Night Guard, TMJ, Bruxism, Tooth Grinding, NightGuard is a product designed to help. If you can't eliminate the causes of your nighttime stress, you can at least minimize the time you'll spend popping bones back into place and the money you'd spend at the dentist once you've ground your way into a root canal or two. (Ever break a crown? I've known people who have. Not pretty.)

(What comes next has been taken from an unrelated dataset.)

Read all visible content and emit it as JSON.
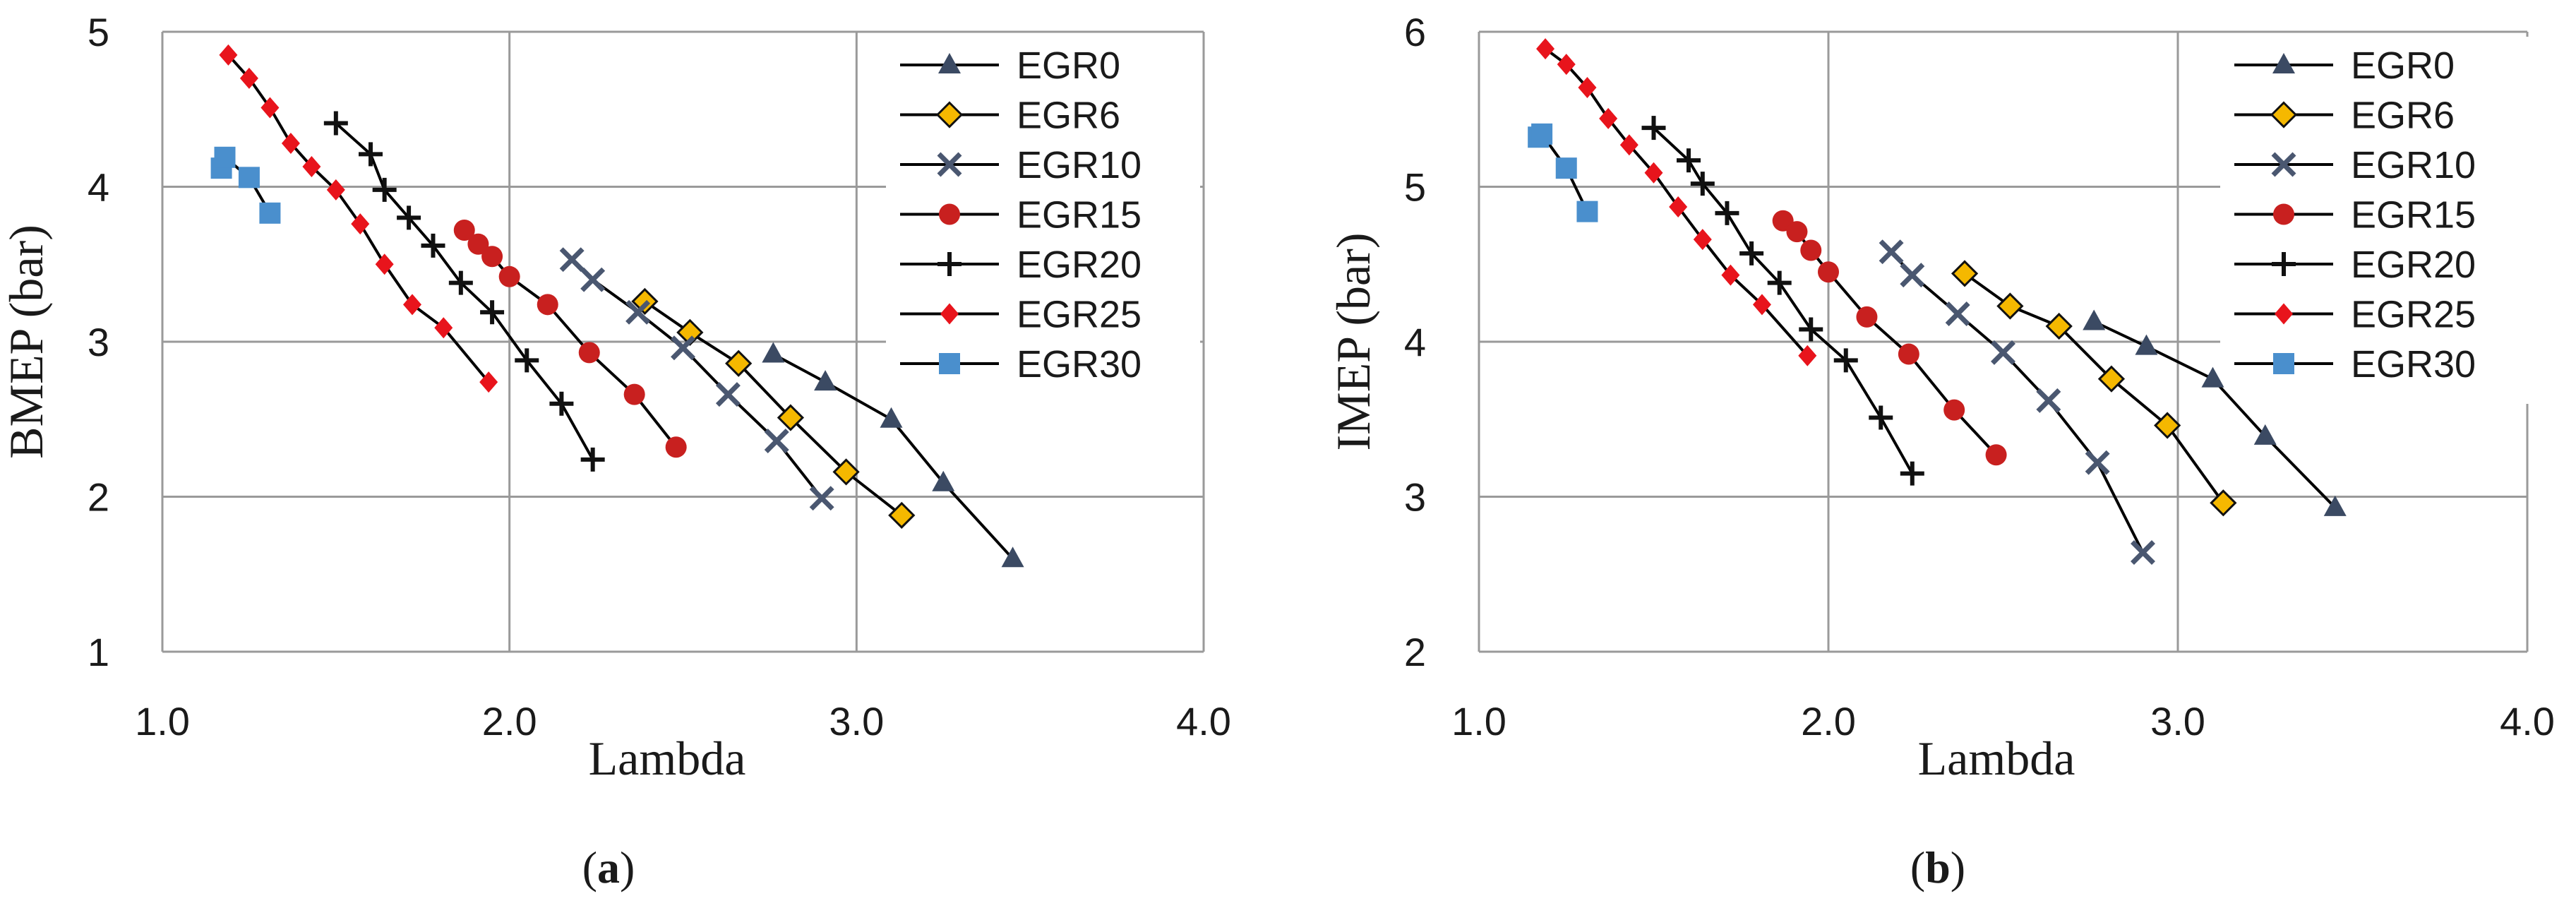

One of the nice things I've found as I've gotten older and more familiar with these problems is that I have full removeable dentures. I get to take my dentures out at night, and although my jaw still tries to grind those teeth together there's no way that the upper and lower jaw can make full contact. I often wake up in the morning to find my jaw popped out, and I'm sincerely grateful for only a dislocated jaw instead of a broken tooth.
We may finally be getting that sideboard for the living room that I've been dreaming of! A friend is letting us come over this morning and take a look at a piece that's been sitting in her garage for some time collecting dust. Oh, I hope this works out! So much fun. I could actually have a local home number to plug in and screen my calls again.

The Toddler had a very rough night, as compared to the past week of beautiful night-sleeping. I feel bad for her. I feel worse for us. At least there were three adults to get up with her, none of us took more than two turns.

This morning is a quiet morning. A very quiet morning. Let us all pause and reflect that it's a gorgeous Labor Day weekend, the summer vacation season is now officially over, and we have stepped into a brand new school/academic year. Despite what the local districts think, what with them starting so early and all... call me prejudiced, but the school year rules I follow are still stuck on what the district I grew up in followed. School starts the day after Labor Day. School ends the week of my birthday. In the middle are a handful of tenderly cherished snow days. Not that I expect to see snow days here, but a girl can dream, can't she?